If you’re interested in a personal, adult-oriented impact that pairs you with a small but burgeoning social enterprise, Ilizwe Empowerment is the program for you.
It began with a gathering of nine residents of Molly Blackburn, an informal settlement in Nomathamsanqa, South Africa. That first day in 2015, the residents shared their hopes: a nursery school for Molly children, brick and mortar homes, clean water, electricity, enough food to feed their families, and a decent-paying job.
All those dreams, however, hinged on financial freedom, so the residents started experimenting with beading: simple bracelets at first but then other crafts - such as crocheting, sewing, knitting. With each new skill, their confidence grew. They began to see themselves as capable in ways they had never imagined. The next steps were first to settle upon a name, Ilizwe, which means land in Xhosa, symbolizing a shared purpose on this small Earth, and second to register as an official organization. With the support of the Mayibuye Ndlovu Development Trust and SMTAX, that dream will come to fruition in early 2019. From an idea to experimentation to hard work, these inspiring Molly Blackburn residents have learned that change can happen, and that they can and should and must direct their own futures. This is a beautiful day!
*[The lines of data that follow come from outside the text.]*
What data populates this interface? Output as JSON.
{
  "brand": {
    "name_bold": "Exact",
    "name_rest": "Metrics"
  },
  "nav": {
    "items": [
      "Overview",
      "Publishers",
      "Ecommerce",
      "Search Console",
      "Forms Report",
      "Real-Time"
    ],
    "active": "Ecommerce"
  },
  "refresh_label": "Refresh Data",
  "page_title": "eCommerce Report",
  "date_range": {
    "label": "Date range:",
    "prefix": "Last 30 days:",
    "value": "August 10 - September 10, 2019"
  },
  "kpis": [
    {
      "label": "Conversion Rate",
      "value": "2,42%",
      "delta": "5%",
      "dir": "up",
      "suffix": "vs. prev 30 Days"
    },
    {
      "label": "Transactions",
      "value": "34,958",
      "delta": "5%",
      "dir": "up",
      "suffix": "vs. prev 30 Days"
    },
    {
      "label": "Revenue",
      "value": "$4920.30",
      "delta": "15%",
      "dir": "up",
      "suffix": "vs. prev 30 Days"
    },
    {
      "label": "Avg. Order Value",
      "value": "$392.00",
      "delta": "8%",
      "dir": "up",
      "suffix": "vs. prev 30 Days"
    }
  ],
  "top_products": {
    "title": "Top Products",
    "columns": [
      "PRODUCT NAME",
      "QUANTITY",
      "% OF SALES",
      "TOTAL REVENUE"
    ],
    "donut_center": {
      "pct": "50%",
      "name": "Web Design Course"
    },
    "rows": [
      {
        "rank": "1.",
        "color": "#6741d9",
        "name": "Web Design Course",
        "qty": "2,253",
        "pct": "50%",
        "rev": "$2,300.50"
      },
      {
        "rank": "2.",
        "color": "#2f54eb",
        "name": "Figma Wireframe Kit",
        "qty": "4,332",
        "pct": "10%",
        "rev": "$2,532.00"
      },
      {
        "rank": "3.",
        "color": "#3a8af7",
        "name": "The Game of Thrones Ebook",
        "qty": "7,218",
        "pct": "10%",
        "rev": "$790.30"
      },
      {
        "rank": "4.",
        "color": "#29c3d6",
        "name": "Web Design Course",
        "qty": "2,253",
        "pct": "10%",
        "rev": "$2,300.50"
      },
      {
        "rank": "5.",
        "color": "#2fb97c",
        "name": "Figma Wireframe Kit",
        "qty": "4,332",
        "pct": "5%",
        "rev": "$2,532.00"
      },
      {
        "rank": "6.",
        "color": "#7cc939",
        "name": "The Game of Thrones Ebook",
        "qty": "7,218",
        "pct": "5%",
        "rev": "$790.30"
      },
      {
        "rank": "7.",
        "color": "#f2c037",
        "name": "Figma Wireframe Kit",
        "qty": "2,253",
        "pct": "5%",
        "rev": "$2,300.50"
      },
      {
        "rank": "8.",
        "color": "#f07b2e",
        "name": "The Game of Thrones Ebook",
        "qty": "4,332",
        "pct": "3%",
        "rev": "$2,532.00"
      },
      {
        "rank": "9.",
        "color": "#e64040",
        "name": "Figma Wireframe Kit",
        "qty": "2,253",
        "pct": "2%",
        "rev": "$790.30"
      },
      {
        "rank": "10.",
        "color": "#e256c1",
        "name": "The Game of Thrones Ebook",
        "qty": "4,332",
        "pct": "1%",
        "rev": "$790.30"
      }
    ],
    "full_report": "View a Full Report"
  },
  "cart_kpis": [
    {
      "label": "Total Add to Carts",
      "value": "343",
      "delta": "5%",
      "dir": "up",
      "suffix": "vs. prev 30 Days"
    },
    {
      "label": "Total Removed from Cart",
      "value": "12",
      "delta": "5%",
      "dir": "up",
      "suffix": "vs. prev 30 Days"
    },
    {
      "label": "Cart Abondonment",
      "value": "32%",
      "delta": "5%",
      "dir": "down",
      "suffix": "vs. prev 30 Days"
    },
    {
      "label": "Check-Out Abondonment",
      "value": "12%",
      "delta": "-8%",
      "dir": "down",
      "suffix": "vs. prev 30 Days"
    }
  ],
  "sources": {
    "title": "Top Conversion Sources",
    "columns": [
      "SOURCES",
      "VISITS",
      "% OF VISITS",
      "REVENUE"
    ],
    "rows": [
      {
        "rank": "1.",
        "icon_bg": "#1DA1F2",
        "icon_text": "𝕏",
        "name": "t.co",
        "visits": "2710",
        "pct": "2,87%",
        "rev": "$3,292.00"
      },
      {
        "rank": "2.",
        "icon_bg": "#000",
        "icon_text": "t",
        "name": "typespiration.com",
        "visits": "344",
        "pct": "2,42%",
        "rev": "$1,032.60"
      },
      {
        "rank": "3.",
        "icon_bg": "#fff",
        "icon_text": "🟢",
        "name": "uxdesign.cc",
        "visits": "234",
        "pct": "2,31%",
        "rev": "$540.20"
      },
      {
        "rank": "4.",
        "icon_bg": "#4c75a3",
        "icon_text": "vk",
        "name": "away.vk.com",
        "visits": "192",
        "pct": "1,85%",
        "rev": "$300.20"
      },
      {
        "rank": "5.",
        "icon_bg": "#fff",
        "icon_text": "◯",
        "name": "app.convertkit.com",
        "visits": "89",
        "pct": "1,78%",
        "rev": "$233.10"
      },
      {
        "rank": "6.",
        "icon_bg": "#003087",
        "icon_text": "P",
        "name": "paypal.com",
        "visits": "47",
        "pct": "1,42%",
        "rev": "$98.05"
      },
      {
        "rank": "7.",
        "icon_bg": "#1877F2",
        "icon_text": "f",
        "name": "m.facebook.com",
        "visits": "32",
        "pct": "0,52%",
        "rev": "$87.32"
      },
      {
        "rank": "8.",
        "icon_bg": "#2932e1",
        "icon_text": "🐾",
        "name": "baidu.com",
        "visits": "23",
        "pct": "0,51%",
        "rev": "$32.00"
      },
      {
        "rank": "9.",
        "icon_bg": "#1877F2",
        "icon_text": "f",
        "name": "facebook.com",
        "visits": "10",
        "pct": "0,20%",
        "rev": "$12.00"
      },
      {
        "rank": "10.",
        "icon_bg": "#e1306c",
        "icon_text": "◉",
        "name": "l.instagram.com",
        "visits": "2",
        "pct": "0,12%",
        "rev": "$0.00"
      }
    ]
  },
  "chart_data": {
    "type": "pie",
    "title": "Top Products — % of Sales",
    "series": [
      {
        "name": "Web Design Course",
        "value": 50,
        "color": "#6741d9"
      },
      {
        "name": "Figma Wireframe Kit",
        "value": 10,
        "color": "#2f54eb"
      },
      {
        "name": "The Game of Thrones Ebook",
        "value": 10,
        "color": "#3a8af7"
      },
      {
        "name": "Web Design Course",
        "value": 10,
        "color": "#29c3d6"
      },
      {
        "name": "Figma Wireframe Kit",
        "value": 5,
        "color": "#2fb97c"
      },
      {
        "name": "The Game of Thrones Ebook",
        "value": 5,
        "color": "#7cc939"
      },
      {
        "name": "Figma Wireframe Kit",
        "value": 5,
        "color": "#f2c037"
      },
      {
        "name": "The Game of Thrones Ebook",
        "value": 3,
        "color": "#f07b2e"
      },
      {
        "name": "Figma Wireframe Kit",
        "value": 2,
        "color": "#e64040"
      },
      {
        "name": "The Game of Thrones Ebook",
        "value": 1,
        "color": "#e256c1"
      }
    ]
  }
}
If you’re interested in supporting this initiative by becoming a sponsor, click here. Your sponsorship investment will be used to assist the crafters on the educational side, by considering career-training opportunities that will guide them through the essentials of running a business, such as budgeting, marketing, quality control, and more. Ilizwe, however, will be responsible for its own procurement of supplies and projects, a sign of their burgeoning commitment, pride, and independence, and of our belief in their abilities.
I was born in Addo on December 10, 1968, and I grew up in the neighborhood of Molly Blackburn in Nomathamsanqa. I am raising four children, including a child of my sister, who passed away from cancer a few years ago. Currently I live in a shack, but I want an RDP house from the government. I am a Xhosa, and as black people, we have our traditions. We wear the special cultural clothes when we are burying our loved ones, and after they are gone, we remember their assistance. We slaughter the goats and the cows to remember our sisters.
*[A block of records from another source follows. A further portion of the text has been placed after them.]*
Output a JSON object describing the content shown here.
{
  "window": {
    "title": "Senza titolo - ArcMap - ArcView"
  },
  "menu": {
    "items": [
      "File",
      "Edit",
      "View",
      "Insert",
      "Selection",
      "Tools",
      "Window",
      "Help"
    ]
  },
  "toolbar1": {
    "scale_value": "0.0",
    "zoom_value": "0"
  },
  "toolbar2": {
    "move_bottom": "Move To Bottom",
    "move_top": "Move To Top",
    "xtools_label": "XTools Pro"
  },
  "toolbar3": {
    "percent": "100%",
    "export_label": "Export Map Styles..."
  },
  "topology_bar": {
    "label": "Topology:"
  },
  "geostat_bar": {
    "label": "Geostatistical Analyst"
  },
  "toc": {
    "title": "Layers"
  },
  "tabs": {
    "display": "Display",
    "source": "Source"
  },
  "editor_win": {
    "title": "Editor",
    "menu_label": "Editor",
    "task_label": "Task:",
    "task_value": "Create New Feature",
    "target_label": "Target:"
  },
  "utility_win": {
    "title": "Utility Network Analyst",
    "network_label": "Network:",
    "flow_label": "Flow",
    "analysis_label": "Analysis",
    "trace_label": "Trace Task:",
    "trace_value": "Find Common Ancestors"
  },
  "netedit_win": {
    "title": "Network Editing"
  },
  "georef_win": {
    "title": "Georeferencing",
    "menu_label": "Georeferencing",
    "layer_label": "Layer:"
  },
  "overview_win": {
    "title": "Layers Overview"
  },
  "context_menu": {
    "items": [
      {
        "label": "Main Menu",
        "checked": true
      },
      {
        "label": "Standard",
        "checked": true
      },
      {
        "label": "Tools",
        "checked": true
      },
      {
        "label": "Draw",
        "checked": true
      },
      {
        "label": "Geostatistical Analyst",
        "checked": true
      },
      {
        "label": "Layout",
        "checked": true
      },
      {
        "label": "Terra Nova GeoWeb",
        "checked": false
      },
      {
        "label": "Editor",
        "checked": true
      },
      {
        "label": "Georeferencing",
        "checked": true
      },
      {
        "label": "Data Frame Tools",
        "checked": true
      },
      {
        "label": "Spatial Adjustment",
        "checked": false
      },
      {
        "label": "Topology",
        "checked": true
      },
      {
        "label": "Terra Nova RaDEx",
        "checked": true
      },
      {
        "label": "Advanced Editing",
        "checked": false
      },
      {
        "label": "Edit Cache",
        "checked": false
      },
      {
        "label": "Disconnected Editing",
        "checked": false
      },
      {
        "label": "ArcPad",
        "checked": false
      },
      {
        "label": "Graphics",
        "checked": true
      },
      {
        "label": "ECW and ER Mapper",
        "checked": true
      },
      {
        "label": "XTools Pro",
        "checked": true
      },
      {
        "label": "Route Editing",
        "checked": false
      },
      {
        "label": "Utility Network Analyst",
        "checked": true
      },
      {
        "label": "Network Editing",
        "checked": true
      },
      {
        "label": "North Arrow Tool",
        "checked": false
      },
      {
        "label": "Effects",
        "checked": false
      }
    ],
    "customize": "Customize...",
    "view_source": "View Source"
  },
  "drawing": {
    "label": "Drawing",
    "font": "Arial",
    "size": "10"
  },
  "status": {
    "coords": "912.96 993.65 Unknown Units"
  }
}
I had never crafted before. Now my life has changed, because I know how to do pillows and bracelets and more things. I love it, and I want to know more about handiwork. I am so lucky to be part of this project, because I learned about sharing, how to share with people. I also like that I can do something that other people like, that they can accept it. I want to help other people and teach other people, too. My dream for this project is that one day it will be bigger than it is, so I can earn more money and move out of my shack into a real home.
I was born in 1973 in Addo, South Africa, and live in Molly Blackburn. I really like living here, because everyone feels like family, and I get a real sense of community. I have two sons: one 13 years-old and the other one 18 years-old. I have no father now, because he passed away in 2013. I work, but only during the picking season. When the season is over, I do not make an income. Those months can be difficult, because we still have to provide for our families.
Learning to craft has changed my life, because I believe that eventually I will be able to make an income all year and not just seasonally. Then I will not worry as much. I will have less stress. I like working with beads, and learning to sew and knit. I am able to do more crafts than I thought. We are more creative than I first knew. I now know that things can be learned - that if I do not know how to do something, I can learn. We just need to be taught. I know this program will grow bigger. My life dream is to go to school and finish my studies. I would love to become an educator, to learn to teach children.
I was born on February 24, 1984, in the Eastern Cape of South Africa. Now I live in Molly Blackburn in Nomathamsanqa with my mother, and I also have four siblings. I love my community of Molly. Although we do not have houses, and we all live in shacks, my neighbors and friends are kind and supportive. We have fun. We laugh. We joke. We also work hard.
At first, I did not know how to do any of what we do now. Now my favorite projects are beading and making Molly’s Dollies. I would like to learn more about sewing. I believe this crafting initiative will grow and be much bigger. Ten years from now, just wait. This project will help me with my biggest dream: to have a home of my own someday. I cannot do that now, because I am a seasonal worker at a citrus pack house. That means that I help package up oranges and lemons before they get shipped. The problem is that seasonal work means I am unemployed for most of the year. This project will eventually help me buy food for everyone and for myself.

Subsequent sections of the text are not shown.